Janet Yellen Caught Picking and Choosing Data to Paint a Misleading Picture

Janet Yellen Caught Picking and Choosing Data to Paint a Misleading Picture

The Treasury Secretary Received 2 Pinocchios for her Statement during a Congressional Hearing

December 2, 2021

Joe Biden’s Treasury Secretary Janet Yellen was caught by the Washington Post playing political games with the cost estimates of the administration’s signature ‘Build Back Better’ reconciliation proposal.

The reconciliation bill, which is currently being negotiated in the Senate, was examined by the Congressional Budget Office (CBO) and was found to not be fully paid for, as the Biden Administration had repeatedly promised

That didn’t stop Secretary Yellen from picking and choosing which budget estimates she was going to highlight during a recent Congressional hearing. 

Secretary Yellen: “President Biden’s Build Back Better (BBB) plan “is fully paid for, or even more than fully paid for. And CBO just completed a comprehensive review of it in which they found essentially the same thing.’”

Senator Kevin Cramer called out Secretary Yellen’s comment for misrepresenting what the Congressional Budget Office said.

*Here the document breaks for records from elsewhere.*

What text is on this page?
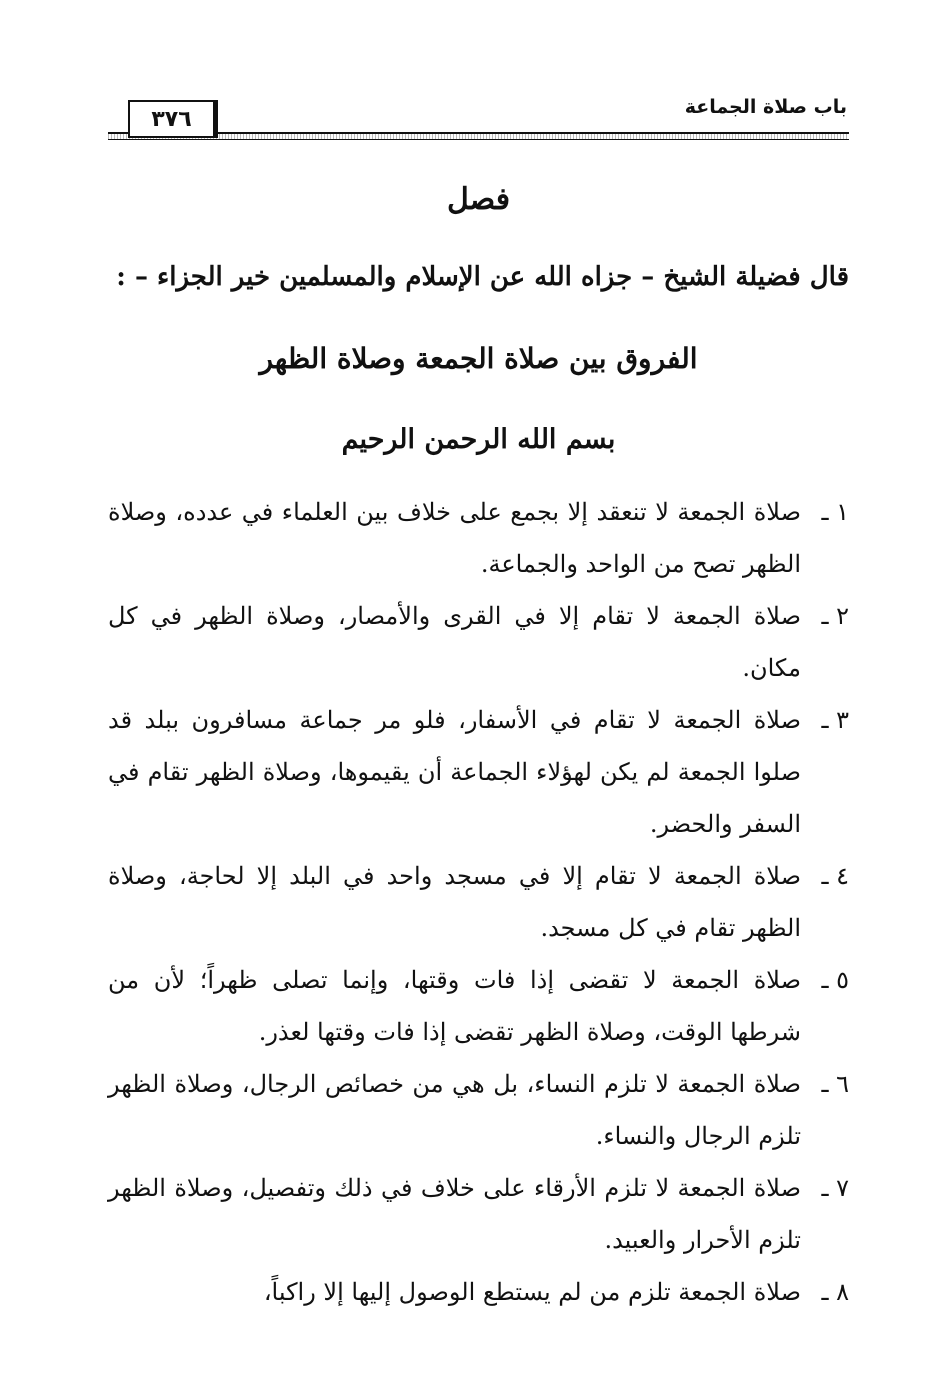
٣٧٦	باب صلاة الجماعة
فصل
قال فضيلة الشيخ – جزاه الله عن الإسلام والمسلمين خير الجزاء – :
الفروق بين صلاة الجمعة وصلاة الظهر
بسم الله الرحمن الرحيم
١ ـ
صلاة الجمعة لا تنعقد إلا بجمع على خلاف بين العلماء في عدده، وصلاة الظهر تصح من الواحد والجماعة.
٢ ـ
صلاة الجمعة لا تقام إلا في القرى والأمصار، وصلاة الظهر في كل مكان.
٣ ـ
صلاة الجمعة لا تقام في الأسفار، فلو مر جماعة مسافرون ببلد قد صلوا الجمعة لم يكن لهؤلاء الجماعة أن يقيموها، وصلاة الظهر تقام في السفر والحضر.
٤ ـ
صلاة الجمعة لا تقام إلا في مسجد واحد في البلد إلا لحاجة، وصلاة الظهر تقام في كل مسجد.
٥ ـ
صلاة الجمعة لا تقضى إذا فات وقتها، وإنما تصلى ظهراً؛ لأن من شرطها الوقت، وصلاة الظهر تقضى إذا فات وقتها لعذر.
٦ ـ
صلاة الجمعة لا تلزم النساء، بل هي من خصائص الرجال، وصلاة الظهر تلزم الرجال والنساء.
٧ ـ
صلاة الجمعة لا تلزم الأرقاء على خلاف في ذلك وتفصيل، وصلاة الظهر تلزم الأحرار والعبيد.
٨ ـ
صلاة الجمعة تلزم من لم يستطع الوصول إليها إلا راكباً،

Senator Cramer: “I want to … correct a record that got real fuzzy when Senator Kennedy asked Secretary Yellen a couple of times about debt and deficit, and she said that the Build Back Better plan is completely paid for and to prove the point, she said the CBO agrees with her. …. I want to read directly from the Congressional Budget Office’s score: ‘CBO estimates that enhancing this legislation would result in a net increase in the deficit totaling $367 billion over the 2022 through 2031 period.’”

The Washington Post similarly determined that Secretary Yellen wasn’t telling the truth when she said that the CBO found that the Build Back Proposal would be fully paid for. 

​​Washington Post: “Yellen’s first comment that the Congressional Budget Office (CBO) verified that the BBB plan was deficit-neutral caught our attention and we had already queried the Treasury Department by the time Cramer decided to call Yellen on it. But then, as Yellen noted, Cramer left off a caveat that the CBO included in its statement. The $367 billion deficit estimate did not include the impact of $80 billion of increased investments in the Internal Revenue Service.

“Still, in a separate informal estimate of the impact, the CBO said IRS investment would result in $207 billion in additional revenue, for a net impact of $127 billion in deficit reduction. That still would leave Biden’s plan in a deficit hole. (To be precise, a $160 billion deficit. We’ll explain the math below.)”

Bottom Line: Build Back Better isn’t fully paid for, no matter how much the administration picks and chooses which information it wants to use to justify its plan. Build Back Broke is a better name for this tax and spending plan that is going to exacerbate the inflation crisis and add mountains to the national deficit.